Assim, as baixas recentes das taxas de juro administradas pela Reserva Federal reduziram o interesse dos credores externos, particularmente japoneses, pelos bônus do governo, e pouca influência tiveram sobre a propensão a investir das empresas privadas, que preferiram seguir uma linha de redução de seu excessivo endividamento.
Os dados disponíveis deixam claro que é o declínio da poupança, e não o aumento dos investimentos, que está por trás do considerável crescimento do endividamento externo norte-americano. Com efeito, a taxa de investimento líquido quanto ao produto declinou sensivelmente nos anos 80, com relação aos dois decênios anteriores. Daí o inusitado crescimento da dívida externa.”

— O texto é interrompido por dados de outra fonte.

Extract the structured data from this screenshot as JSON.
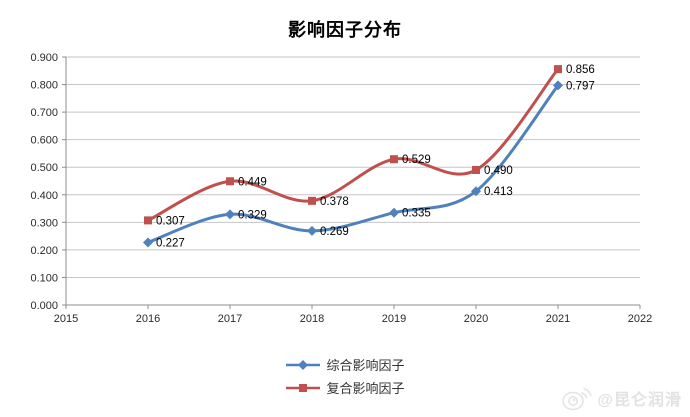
{
  "title": "影响因子分布",
  "watermark": {
    "icon": "weibo-icon",
    "text": "@昆仑润滑"
  },
  "legend": {
    "series1_label": "综合影响因子",
    "series2_label": "复合影响因子"
  },
  "chart_data": {
    "type": "line",
    "title": "影响因子分布",
    "x": [
      2016,
      2017,
      2018,
      2019,
      2020,
      2021
    ],
    "series": [
      {
        "name": "综合影响因子",
        "color": "#4F81BD",
        "marker": "diamond",
        "values": [
          0.227,
          0.329,
          0.269,
          0.335,
          0.413,
          0.797
        ]
      },
      {
        "name": "复合影响因子",
        "color": "#C0504D",
        "marker": "square",
        "values": [
          0.307,
          0.449,
          0.378,
          0.529,
          0.49,
          0.856
        ]
      }
    ],
    "xlim": [
      2015,
      2022
    ],
    "ylim": [
      0.0,
      0.9
    ],
    "x_tick_labels": [
      "2015",
      "2016",
      "2017",
      "2018",
      "2019",
      "2020",
      "2021",
      "2022"
    ],
    "y_tick_labels": [
      "0.000",
      "0.100",
      "0.200",
      "0.300",
      "0.400",
      "0.500",
      "0.600",
      "0.700",
      "0.800",
      "0.900"
    ],
    "y_tick_step": 0.1,
    "grid": true,
    "smooth_lines": true,
    "data_labels": true,
    "data_label_decimals": 3,
    "legend_position": "bottom",
    "axis_color": "#8c8c8c",
    "grid_color": "#c6c6c6"
  }
}
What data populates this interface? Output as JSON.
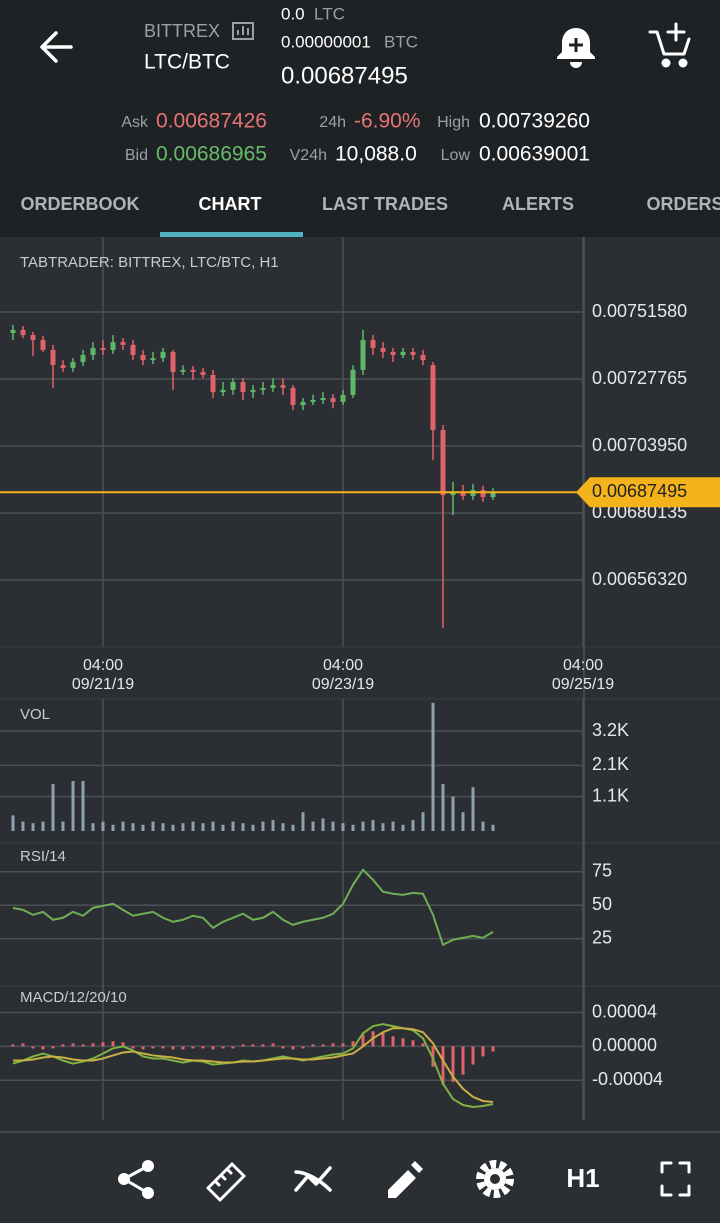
{
  "header": {
    "exchange": "BITTREX",
    "pair": "LTC/BTC",
    "amount": "0.0",
    "amount_unit": "LTC",
    "step": "0.00000001",
    "step_unit": "BTC",
    "price": "0.00687495",
    "ask_label": "Ask",
    "ask": "0.00687426",
    "bid_label": "Bid",
    "bid": "0.00686965",
    "change_label": "24h",
    "change": "-6.90%",
    "volume_label": "V24h",
    "volume": "10,088.0",
    "high_label": "High",
    "high": "0.00739260",
    "low_label": "Low",
    "low": "0.00639001"
  },
  "tabs": [
    "ORDERBOOK",
    "CHART",
    "LAST TRADES",
    "ALERTS",
    "ORDERS"
  ],
  "toolbar": {
    "interval": "H1"
  },
  "chart_data": [
    {
      "type": "candlestick",
      "title": "TABTRADER: BITTREX, LTC/BTC, H1",
      "categories": [
        null,
        null,
        null,
        null,
        null,
        null,
        null,
        null,
        null,
        "09/21/19",
        null,
        null,
        null,
        null,
        null,
        null,
        null,
        null,
        null,
        null,
        null,
        null,
        null,
        null,
        null,
        null,
        null,
        null,
        null,
        null,
        null,
        null,
        null,
        "09/23/19",
        null,
        null,
        null,
        null,
        null,
        null,
        null,
        null,
        null,
        null,
        null,
        null,
        null,
        null,
        null,
        null,
        null,
        null,
        null,
        null,
        null,
        null,
        null,
        "09/25/19"
      ],
      "category_times": [
        null,
        null,
        null,
        null,
        null,
        null,
        null,
        null,
        null,
        "04:00",
        null,
        null,
        null,
        null,
        null,
        null,
        null,
        null,
        null,
        null,
        null,
        null,
        null,
        null,
        null,
        null,
        null,
        null,
        null,
        null,
        null,
        null,
        null,
        "04:00",
        null,
        null,
        null,
        null,
        null,
        null,
        null,
        null,
        null,
        null,
        null,
        null,
        null,
        null,
        null,
        null,
        null,
        null,
        null,
        null,
        null,
        null,
        null,
        "04:00"
      ],
      "open": [
        0.007441,
        0.007452,
        0.007434,
        0.007416,
        0.007381,
        0.007327,
        0.007317,
        0.007338,
        0.007363,
        0.007388,
        0.007381,
        0.007409,
        0.007399,
        0.007363,
        0.007345,
        0.007352,
        0.007374,
        0.007303,
        0.00731,
        0.007303,
        0.007292,
        0.007231,
        0.007239,
        0.007267,
        0.007231,
        0.007239,
        0.007246,
        0.007256,
        0.007246,
        0.007185,
        0.007196,
        0.007203,
        0.00721,
        0.007196,
        0.007221,
        0.00731,
        0.007416,
        0.007388,
        0.007374,
        0.007363,
        0.007374,
        0.007363,
        0.007327,
        0.007096,
        0.006865,
        0.006875,
        0.006862,
        0.006883,
        0.006858,
        null,
        null,
        null,
        null,
        null,
        null,
        null,
        null,
        null
      ],
      "high": [
        0.00747,
        0.007466,
        0.007445,
        0.007431,
        0.007399,
        0.007345,
        0.007352,
        0.007381,
        0.007409,
        0.007416,
        0.007434,
        0.007423,
        0.007416,
        0.007381,
        0.007374,
        0.007388,
        0.007381,
        0.007327,
        0.007324,
        0.007317,
        0.00731,
        0.007267,
        0.007281,
        0.007281,
        0.007256,
        0.007267,
        0.007281,
        0.007281,
        0.007256,
        0.00721,
        0.007221,
        0.007231,
        0.007224,
        0.007239,
        0.007327,
        0.007452,
        0.007434,
        0.007409,
        0.007388,
        0.007388,
        0.007388,
        0.007381,
        0.007338,
        0.007114,
        0.006912,
        0.006901,
        0.006905,
        0.006898,
        0.00689,
        null,
        null,
        null,
        null,
        null,
        null,
        null,
        null,
        null
      ],
      "low": [
        0.007416,
        0.007423,
        0.007359,
        0.007374,
        0.007246,
        0.007303,
        0.007303,
        0.007324,
        0.007345,
        0.007363,
        0.007367,
        0.007381,
        0.007345,
        0.007327,
        0.007331,
        0.007338,
        0.007239,
        0.007292,
        0.007274,
        0.007281,
        0.00721,
        0.007217,
        0.007221,
        0.007203,
        0.00721,
        0.007221,
        0.007231,
        0.007221,
        0.007167,
        0.007167,
        0.007185,
        0.007189,
        0.007174,
        0.007185,
        0.00721,
        0.007292,
        0.007363,
        0.007352,
        0.007338,
        0.007352,
        0.007345,
        0.007327,
        0.00699,
        0.006393,
        0.006794,
        0.006848,
        0.006848,
        0.006841,
        0.006848,
        null,
        null,
        null,
        null,
        null,
        null,
        null,
        null,
        null
      ],
      "close": [
        0.007452,
        0.007434,
        0.007416,
        0.007381,
        0.007327,
        0.007317,
        0.007338,
        0.007363,
        0.007388,
        0.007381,
        0.007409,
        0.007399,
        0.007363,
        0.007345,
        0.007352,
        0.007374,
        0.007303,
        0.00731,
        0.007303,
        0.007292,
        0.007231,
        0.007239,
        0.007267,
        0.007231,
        0.007239,
        0.007246,
        0.007256,
        0.007246,
        0.007185,
        0.007196,
        0.007203,
        0.00721,
        0.007196,
        0.007221,
        0.00731,
        0.007416,
        0.007388,
        0.007374,
        0.007363,
        0.007374,
        0.007363,
        0.007345,
        0.007096,
        0.006865,
        0.006875,
        0.006862,
        0.006883,
        0.006858,
        0.006875,
        null,
        null,
        null,
        null,
        null,
        null,
        null,
        null,
        null
      ],
      "up_color": "#5fb86a",
      "down_color": "#e0626b",
      "ylim": [
        0.00632505,
        0.0077824
      ],
      "yticks": [
        {
          "value": 0.0075158,
          "label": "0.00751580"
        },
        {
          "value": 0.00727765,
          "label": "0.00727765"
        },
        {
          "value": 0.0070395,
          "label": "0.00703950"
        },
        {
          "value": 0.00680135,
          "label": "0.00680135"
        },
        {
          "value": 0.0065632,
          "label": "0.00656320"
        }
      ],
      "price_line": {
        "value": 0.00687495,
        "label": "0.00687495",
        "color": "#f5b31b"
      },
      "grid": true
    },
    {
      "type": "bar",
      "title": "VOL",
      "color": "#8ea2ad",
      "values": [
        500,
        300,
        250,
        300,
        1500,
        300,
        1600,
        1600,
        250,
        300,
        200,
        300,
        250,
        200,
        300,
        250,
        200,
        250,
        300,
        250,
        300,
        200,
        300,
        250,
        200,
        300,
        350,
        250,
        200,
        600,
        300,
        400,
        300,
        250,
        200,
        300,
        350,
        250,
        300,
        200,
        350,
        600,
        4100,
        1500,
        1100,
        600,
        1400,
        300,
        200,
        null,
        null,
        null,
        null,
        null,
        null,
        null,
        null,
        null
      ],
      "ylim": [
        0,
        4224
      ],
      "yticks": [
        {
          "value": 3200,
          "label": "3.2K"
        },
        {
          "value": 2100,
          "label": "2.1K"
        },
        {
          "value": 1100,
          "label": "1.1K"
        }
      ],
      "grid": true
    },
    {
      "type": "line",
      "title": "RSI/14",
      "color": "#6fae55",
      "values": [
        48.1,
        46.6,
        42.9,
        45.1,
        39.2,
        40.7,
        45.1,
        42.2,
        48.1,
        49.6,
        51.1,
        46.6,
        42.2,
        43.7,
        45.1,
        40.7,
        37.7,
        39.2,
        42.2,
        40.7,
        33.2,
        37.7,
        40.7,
        43.7,
        39.2,
        40.7,
        45.1,
        39.2,
        35.4,
        37.7,
        39.2,
        40.7,
        43.7,
        51.1,
        65.3,
        76.5,
        69.0,
        60.1,
        58.6,
        57.8,
        59.3,
        58.6,
        42.9,
        20.5,
        24.3,
        25.7,
        27.2,
        25.7,
        30.2,
        null,
        null,
        null,
        null,
        null,
        null,
        null,
        null,
        null
      ],
      "ylim": [
        -5,
        95
      ],
      "yticks": [
        75,
        50,
        25
      ],
      "grid": true
    },
    {
      "type": "combo",
      "title": "MACD/12/20/10",
      "series": [
        {
          "type": "bar",
          "color": "#e0626b",
          "values": [
            2.4e-06,
            3.6e-06,
            -2.4e-06,
            -3.6e-06,
            -2.4e-06,
            2.4e-06,
            3.6e-06,
            2.4e-06,
            3.6e-06,
            4.8e-06,
            6e-06,
            4.8e-06,
            -2.4e-06,
            -3.6e-06,
            -2.4e-06,
            -2.4e-06,
            -3.6e-06,
            -3.6e-06,
            -2.4e-06,
            -2.4e-06,
            -3.6e-06,
            -2.4e-06,
            -2.4e-06,
            2.4e-06,
            2.4e-06,
            2.4e-06,
            3.6e-06,
            -2.4e-06,
            -3.6e-06,
            -2.4e-06,
            2.4e-06,
            2.4e-06,
            3.6e-06,
            3.6e-06,
            6e-06,
            1.43e-05,
            1.79e-05,
            1.67e-05,
            1.19e-05,
            9.6e-06,
            7.2e-06,
            3.6e-06,
            -2.39e-05,
            -4.54e-05,
            -4.18e-05,
            -3.34e-05,
            -2.15e-05,
            -1.19e-05,
            -6e-06,
            null,
            null,
            null,
            null,
            null,
            null,
            null,
            null,
            null
          ]
        },
        {
          "type": "line",
          "color": "#7cb342",
          "values": [
            -2.03e-05,
            -1.67e-05,
            -1.19e-05,
            -8.4e-06,
            -1.19e-05,
            -1.67e-05,
            -2.03e-05,
            -1.79e-05,
            -1.43e-05,
            -8.4e-06,
            -2.4e-06,
            0,
            -4.8e-06,
            -1.19e-05,
            -1.43e-05,
            -1.43e-05,
            -1.67e-05,
            -1.91e-05,
            -1.67e-05,
            -1.79e-05,
            -2.15e-05,
            -2.03e-05,
            -1.91e-05,
            -1.67e-05,
            -1.79e-05,
            -1.67e-05,
            -1.43e-05,
            -1.19e-05,
            -1.43e-05,
            -1.67e-05,
            -1.43e-05,
            -1.19e-05,
            -9.6e-06,
            -8.4e-06,
            -2.4e-06,
            1.55e-05,
            2.39e-05,
            2.63e-05,
            2.39e-05,
            2.15e-05,
            1.91e-05,
            9.6e-06,
            -1.43e-05,
            -4.42e-05,
            -6.21e-05,
            -6.93e-05,
            -7.16e-05,
            -7.04e-05,
            -6.81e-05,
            null,
            null,
            null,
            null,
            null,
            null,
            null,
            null,
            null
          ]
        },
        {
          "type": "line",
          "color": "#c9b043",
          "values": [
            -1.67e-05,
            -1.67e-05,
            -1.55e-05,
            -1.31e-05,
            -1.19e-05,
            -1.31e-05,
            -1.55e-05,
            -1.67e-05,
            -1.67e-05,
            -1.43e-05,
            -1.07e-05,
            -7.2e-06,
            -6e-06,
            -8.4e-06,
            -1.07e-05,
            -1.19e-05,
            -1.31e-05,
            -1.55e-05,
            -1.67e-05,
            -1.67e-05,
            -1.79e-05,
            -1.91e-05,
            -1.91e-05,
            -1.79e-05,
            -1.79e-05,
            -1.67e-05,
            -1.55e-05,
            -1.43e-05,
            -1.43e-05,
            -1.55e-05,
            -1.55e-05,
            -1.43e-05,
            -1.31e-05,
            -1.07e-05,
            -8.4e-06,
            0,
            9.6e-06,
            1.67e-05,
            2.15e-05,
            2.15e-05,
            2.03e-05,
            1.67e-05,
            3.6e-06,
            -1.67e-05,
            -3.58e-05,
            -5.01e-05,
            -5.97e-05,
            -6.45e-05,
            -6.57e-05,
            null,
            null,
            null,
            null,
            null,
            null,
            null,
            null,
            null
          ]
        }
      ],
      "ylim": [
        -8.7e-05,
        6.9e-05
      ],
      "yticks": [
        {
          "value": 4e-05,
          "label": "0.00004"
        },
        {
          "value": 0,
          "label": "0.00000"
        },
        {
          "value": -4e-05,
          "label": "-0.00004"
        }
      ],
      "grid": true
    }
  ]
}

“São muitas as empresas norte-americanas cujo campo de operação se situa principalmente fora do território do país, pautando seu comportamento por uma lógica que transcende o âmbito nacional. Por outro lado, os investimentos que ali se efetivam, em parte muito significativa, são financiados com recursos captados por agentes nacionais ou estrangeiros, domiciliados no exterior. Explica-se, assim, que o declínio da taxa de poupança não haja modificado na mesma dimensão o volume dos investimentos. A acentuada tendência ao endividamento dos agentes consumidores não se explica sem ter em conta a situação privilegiada que ocupa a sociedade norte-americana na ordem mundial. O fato de poder emitir uma moeda fiduciária com poder liberatório mundial e títulos que são retidos por todos os países como reserva de câmbio abre à sua economia linhas de crédito a custo praticamente nulo, que se estimam atualmente em cerca de 400 bilhões de dólares.

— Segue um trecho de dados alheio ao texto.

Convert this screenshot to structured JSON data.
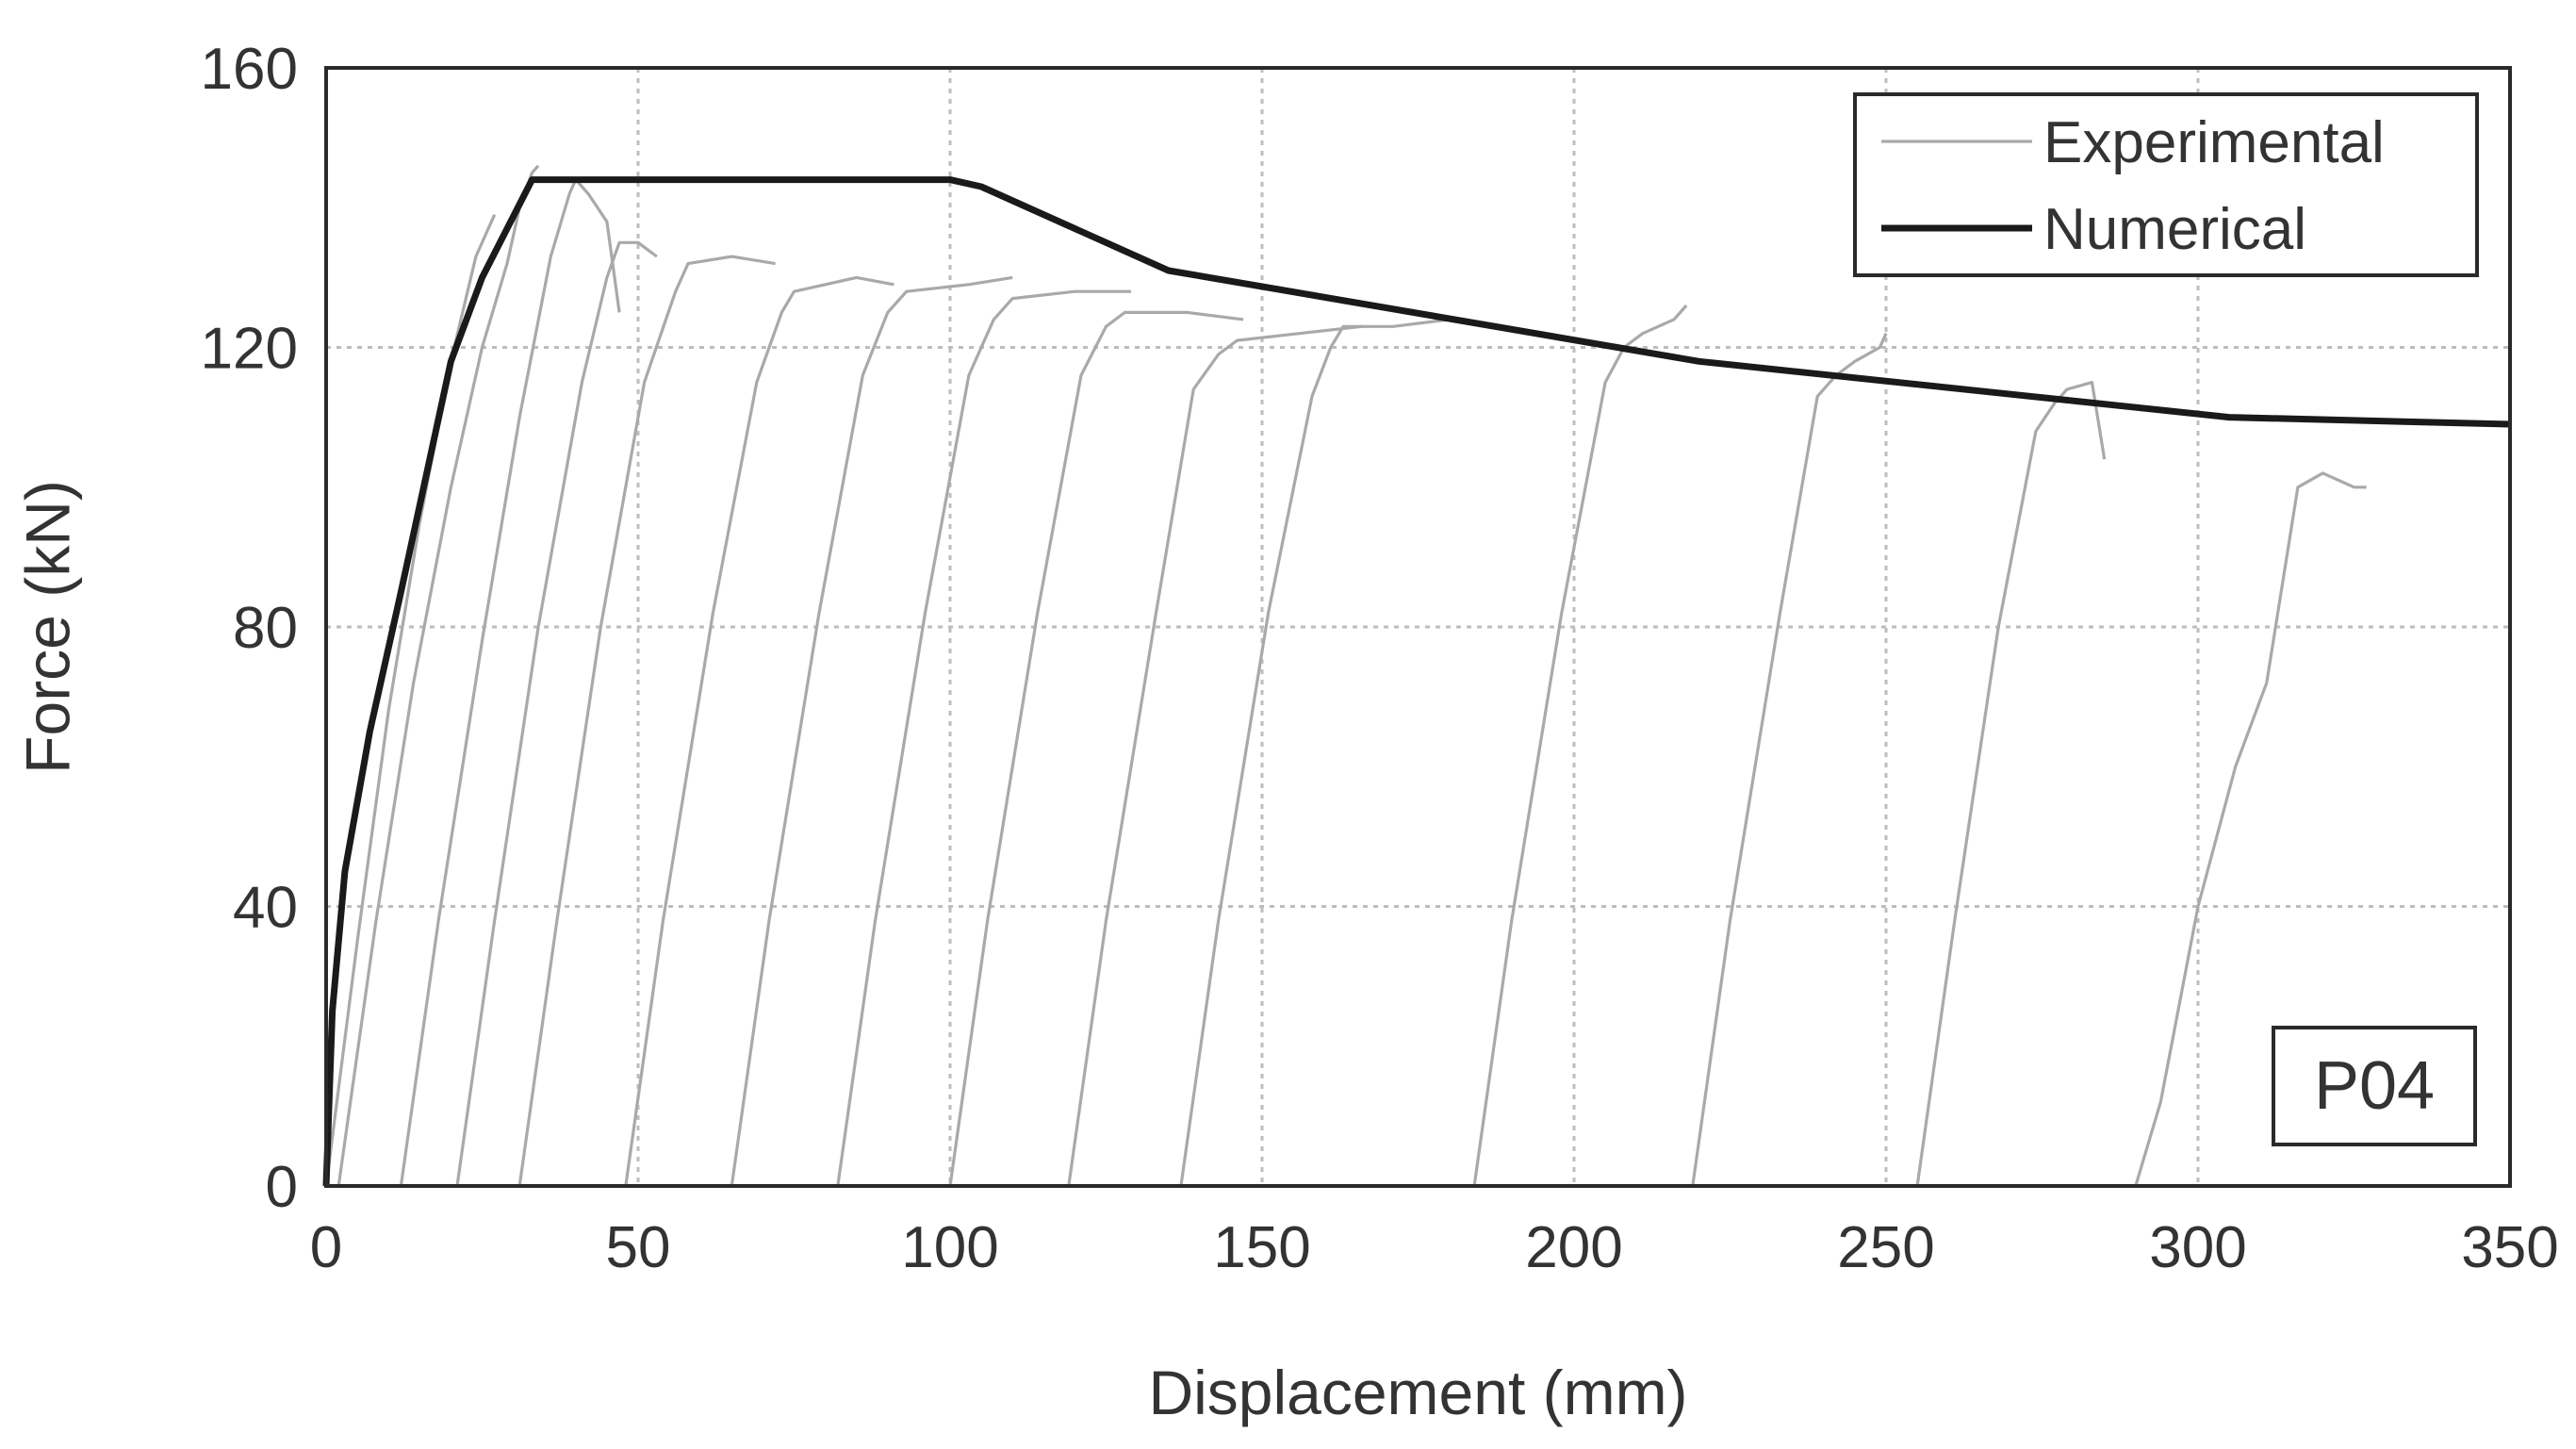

As disparidades no custo da mão-de-obra estão na base do amplo processo de localização no exterior de fração crescente de empresas industriais norte-americanas desde inícios dos anos 70. Por essa época, o salário médio mensal do trabalhador atingia 1.220 dólares. Ora, em Taiwan, ele se situava ao redor de 45 dólares, na Coreia do Sul, não passava de 68 dólares; em Cingapura, de 60, e em Hong-Kong, de 82 dólares. A luta para utilizar a mão-de-obra barata do Sudeste asiático passou a ser a frente mais dinâmica dos investimentos das multinacionais norte-americanas. Em conformidade com as seções 806/807 da lei de tarifas dos Estados Unidos, estão isentas de impostos as partes dos produtos que reingressarem nesse país, limitando-se a incidência tributária ao valor adicionado no estrangeiro, ou seja, essencialmente aos custos salariais. Graças a essas facilidades, o valor das importações chamadas de “806/807” subiu entre o final dos anos 60 e o dos anos 80 de menos de 1 bilhão para 40 bilhões de dólares.
Nas palavras de um estudioso da matéria: “Enquanto a taxa de lucro dos investimentos americanos em 1984 era na Europa de 4,3%, e na América Latina, de 7,2%, na Ásia alcançou 14%, sendo de 21,8% em Taiwan, e ainda mais alta em Cingapura e na Coreia do Sul”.
Os investimentos diretos das firmas multinacionais vêm sendo substituídos com vantagem por formas variadas de subcontratação, dentro de especificações técnicas rigorosas, conservando o produto final a marca de fábrica original. Assim, firmas como a Sears, Hewlett-Packard, Texas Instruments, IBM e General Electric dominam as exportações de Taiwan, sendo a última delas o maior exportador do país. Daí que um observador se haja referido a essa ilha como sendo uma “coleção de subcontratistas internacionais orientados para o mercado norte-americano”.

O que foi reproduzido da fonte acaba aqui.